Factor Graph-Based Smoothing Without Matrix Inversion for Highly Precise Localization

We consider the problem of localizing a manned, semi-autonomous, or autonomous vehicle in the environment using information coming from the vehicle's sensors, a problem known as navigation or simultaneous localization and mapping (SLAM) depending on the context. To infer knowledge from sensors' measurements, while drawing on a priori knowledge about the vehicle's dynamics, modern approaches solve an optimization problem to compute the most likely trajectory given all past observations, an approach known as smoothing. Improving smoothing solvers is an active field of research in the SLAM community. Most work is focused on reducing computation load by inverting the involved linear system while preserving its sparsity. The present paper raises an issue which, to the knowledge of the authors, has not been addressed yet: standard smoothing solvers require explicitly using the inverse of sensor noise covariance matrices.

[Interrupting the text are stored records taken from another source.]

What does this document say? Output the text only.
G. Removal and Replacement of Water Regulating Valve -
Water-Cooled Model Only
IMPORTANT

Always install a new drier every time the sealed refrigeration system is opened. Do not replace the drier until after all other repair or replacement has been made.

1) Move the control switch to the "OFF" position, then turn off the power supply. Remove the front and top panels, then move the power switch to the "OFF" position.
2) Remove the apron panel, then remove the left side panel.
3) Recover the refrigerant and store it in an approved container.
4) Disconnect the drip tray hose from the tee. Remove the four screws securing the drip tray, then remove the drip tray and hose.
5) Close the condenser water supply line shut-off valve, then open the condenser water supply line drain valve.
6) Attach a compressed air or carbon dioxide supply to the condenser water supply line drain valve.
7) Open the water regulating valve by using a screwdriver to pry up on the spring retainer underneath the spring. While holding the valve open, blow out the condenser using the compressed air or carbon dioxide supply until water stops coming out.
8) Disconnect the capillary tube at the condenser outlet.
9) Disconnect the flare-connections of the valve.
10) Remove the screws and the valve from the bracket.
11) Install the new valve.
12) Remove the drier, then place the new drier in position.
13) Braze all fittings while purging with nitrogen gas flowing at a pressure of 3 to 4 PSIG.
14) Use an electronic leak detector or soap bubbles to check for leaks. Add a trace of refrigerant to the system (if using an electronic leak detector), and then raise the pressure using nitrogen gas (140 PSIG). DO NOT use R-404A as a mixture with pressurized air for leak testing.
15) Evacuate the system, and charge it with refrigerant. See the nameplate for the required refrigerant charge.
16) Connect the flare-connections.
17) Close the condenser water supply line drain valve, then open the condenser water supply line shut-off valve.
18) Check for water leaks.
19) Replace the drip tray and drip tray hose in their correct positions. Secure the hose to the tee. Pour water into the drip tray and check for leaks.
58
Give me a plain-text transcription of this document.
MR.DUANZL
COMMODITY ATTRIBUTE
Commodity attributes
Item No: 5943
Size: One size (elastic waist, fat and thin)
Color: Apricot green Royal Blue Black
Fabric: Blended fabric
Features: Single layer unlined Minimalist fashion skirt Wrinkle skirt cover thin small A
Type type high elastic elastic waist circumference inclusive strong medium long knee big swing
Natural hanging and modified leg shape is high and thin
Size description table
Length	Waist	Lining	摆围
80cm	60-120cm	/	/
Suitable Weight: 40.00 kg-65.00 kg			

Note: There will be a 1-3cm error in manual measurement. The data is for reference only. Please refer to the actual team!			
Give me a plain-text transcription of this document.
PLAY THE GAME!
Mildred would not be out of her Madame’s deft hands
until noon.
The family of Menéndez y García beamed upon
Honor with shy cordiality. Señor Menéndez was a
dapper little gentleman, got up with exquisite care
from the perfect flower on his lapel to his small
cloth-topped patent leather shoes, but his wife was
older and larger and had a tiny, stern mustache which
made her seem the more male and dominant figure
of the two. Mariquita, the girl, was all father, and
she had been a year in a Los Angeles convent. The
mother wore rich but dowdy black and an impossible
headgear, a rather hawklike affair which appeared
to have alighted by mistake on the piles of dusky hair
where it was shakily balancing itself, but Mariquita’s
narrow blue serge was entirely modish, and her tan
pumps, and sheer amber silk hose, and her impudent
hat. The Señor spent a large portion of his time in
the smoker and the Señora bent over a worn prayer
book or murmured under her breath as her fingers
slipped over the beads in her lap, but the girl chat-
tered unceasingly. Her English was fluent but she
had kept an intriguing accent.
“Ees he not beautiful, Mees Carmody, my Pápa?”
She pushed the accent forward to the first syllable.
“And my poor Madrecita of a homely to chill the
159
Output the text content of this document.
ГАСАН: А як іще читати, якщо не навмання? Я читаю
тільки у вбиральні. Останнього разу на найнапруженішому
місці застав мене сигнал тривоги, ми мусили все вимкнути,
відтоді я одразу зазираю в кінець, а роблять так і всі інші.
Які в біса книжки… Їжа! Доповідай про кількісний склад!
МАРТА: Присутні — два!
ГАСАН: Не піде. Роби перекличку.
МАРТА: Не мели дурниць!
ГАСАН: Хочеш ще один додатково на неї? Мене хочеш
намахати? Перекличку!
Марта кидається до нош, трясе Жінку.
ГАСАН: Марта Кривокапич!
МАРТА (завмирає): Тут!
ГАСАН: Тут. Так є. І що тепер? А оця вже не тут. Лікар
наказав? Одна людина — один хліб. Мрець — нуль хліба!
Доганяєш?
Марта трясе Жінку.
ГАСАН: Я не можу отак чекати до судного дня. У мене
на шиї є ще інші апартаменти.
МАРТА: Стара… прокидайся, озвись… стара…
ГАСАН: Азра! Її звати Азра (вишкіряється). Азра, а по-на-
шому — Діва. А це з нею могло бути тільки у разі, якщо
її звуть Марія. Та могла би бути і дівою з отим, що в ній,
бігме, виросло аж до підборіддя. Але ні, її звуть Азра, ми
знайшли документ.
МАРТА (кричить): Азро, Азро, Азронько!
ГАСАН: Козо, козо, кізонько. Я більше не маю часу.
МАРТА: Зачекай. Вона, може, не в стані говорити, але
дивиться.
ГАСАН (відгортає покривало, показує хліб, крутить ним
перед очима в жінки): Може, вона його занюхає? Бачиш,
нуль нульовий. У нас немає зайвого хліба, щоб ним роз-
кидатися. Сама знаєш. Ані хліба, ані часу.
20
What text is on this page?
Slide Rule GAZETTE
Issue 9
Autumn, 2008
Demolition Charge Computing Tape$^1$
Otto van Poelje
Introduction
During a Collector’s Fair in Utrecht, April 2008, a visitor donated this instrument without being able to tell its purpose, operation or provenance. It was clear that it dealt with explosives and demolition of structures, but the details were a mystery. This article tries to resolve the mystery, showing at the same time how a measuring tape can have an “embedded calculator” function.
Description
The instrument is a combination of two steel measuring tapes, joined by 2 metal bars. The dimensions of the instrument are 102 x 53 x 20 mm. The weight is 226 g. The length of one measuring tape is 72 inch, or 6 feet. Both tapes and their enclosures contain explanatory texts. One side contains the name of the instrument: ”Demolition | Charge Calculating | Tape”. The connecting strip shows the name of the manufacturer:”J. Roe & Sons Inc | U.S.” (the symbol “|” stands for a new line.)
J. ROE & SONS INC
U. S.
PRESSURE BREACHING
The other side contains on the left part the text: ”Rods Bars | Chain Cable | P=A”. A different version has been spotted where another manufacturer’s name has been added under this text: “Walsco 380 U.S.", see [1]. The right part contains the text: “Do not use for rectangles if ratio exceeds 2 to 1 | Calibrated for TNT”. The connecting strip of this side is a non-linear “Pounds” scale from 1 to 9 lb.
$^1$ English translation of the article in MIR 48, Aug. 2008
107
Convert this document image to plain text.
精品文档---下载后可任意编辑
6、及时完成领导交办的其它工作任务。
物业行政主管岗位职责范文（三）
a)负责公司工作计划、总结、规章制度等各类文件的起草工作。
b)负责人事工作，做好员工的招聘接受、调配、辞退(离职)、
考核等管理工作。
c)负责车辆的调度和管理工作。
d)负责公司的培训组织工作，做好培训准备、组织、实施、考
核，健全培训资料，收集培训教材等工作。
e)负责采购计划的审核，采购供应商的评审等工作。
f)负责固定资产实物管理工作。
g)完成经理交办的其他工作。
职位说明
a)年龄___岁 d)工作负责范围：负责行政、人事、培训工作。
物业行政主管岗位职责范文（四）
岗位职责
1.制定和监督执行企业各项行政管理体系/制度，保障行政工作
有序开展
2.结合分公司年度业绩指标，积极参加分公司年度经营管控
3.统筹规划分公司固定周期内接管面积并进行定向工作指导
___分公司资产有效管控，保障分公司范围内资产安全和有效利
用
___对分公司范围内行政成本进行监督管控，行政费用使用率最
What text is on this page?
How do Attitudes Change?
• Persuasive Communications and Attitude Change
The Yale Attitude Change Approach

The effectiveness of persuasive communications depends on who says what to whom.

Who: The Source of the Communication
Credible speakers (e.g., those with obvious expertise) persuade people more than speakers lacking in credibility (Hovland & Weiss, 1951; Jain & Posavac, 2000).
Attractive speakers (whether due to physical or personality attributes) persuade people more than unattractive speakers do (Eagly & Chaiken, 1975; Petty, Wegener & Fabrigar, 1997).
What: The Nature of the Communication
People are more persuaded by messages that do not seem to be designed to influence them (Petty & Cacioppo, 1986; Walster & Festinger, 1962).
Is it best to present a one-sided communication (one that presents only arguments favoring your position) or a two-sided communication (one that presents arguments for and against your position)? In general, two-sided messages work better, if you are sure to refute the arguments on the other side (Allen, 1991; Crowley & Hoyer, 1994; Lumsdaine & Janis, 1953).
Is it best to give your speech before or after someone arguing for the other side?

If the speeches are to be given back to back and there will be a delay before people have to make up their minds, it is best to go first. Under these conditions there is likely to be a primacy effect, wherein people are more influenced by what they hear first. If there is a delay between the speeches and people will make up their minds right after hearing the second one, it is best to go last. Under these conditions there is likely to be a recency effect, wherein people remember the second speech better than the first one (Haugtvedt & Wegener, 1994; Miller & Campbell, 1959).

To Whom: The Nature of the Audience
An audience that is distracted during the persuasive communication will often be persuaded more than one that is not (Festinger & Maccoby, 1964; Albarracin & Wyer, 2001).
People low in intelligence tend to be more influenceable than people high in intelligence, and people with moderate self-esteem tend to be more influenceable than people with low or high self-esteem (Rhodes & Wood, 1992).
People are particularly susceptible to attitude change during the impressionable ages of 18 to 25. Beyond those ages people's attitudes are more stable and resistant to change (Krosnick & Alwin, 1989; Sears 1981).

This means the parameters that reflect the noise magnitude must be sufficiently large for the smoother to properly function. When matrices are close to singular, which is the case when using high precision modern inertial measurement units (IMU), numerical issues necessarily arise, especially with 32-bits implementation demanded by most industrial aerospace applications. We discuss these issues and propose a solution that builds upon the Kalman filter to improve smoothing algorithms. We then leverage the results to devise a localization algorithm based on fusion of IMU and vision sensors. Successful real experiments using an actual car equipped with a tactical grade high performance IMU and a LiDAR illustrate the relevance of the approach to the field of autonomous vehicles.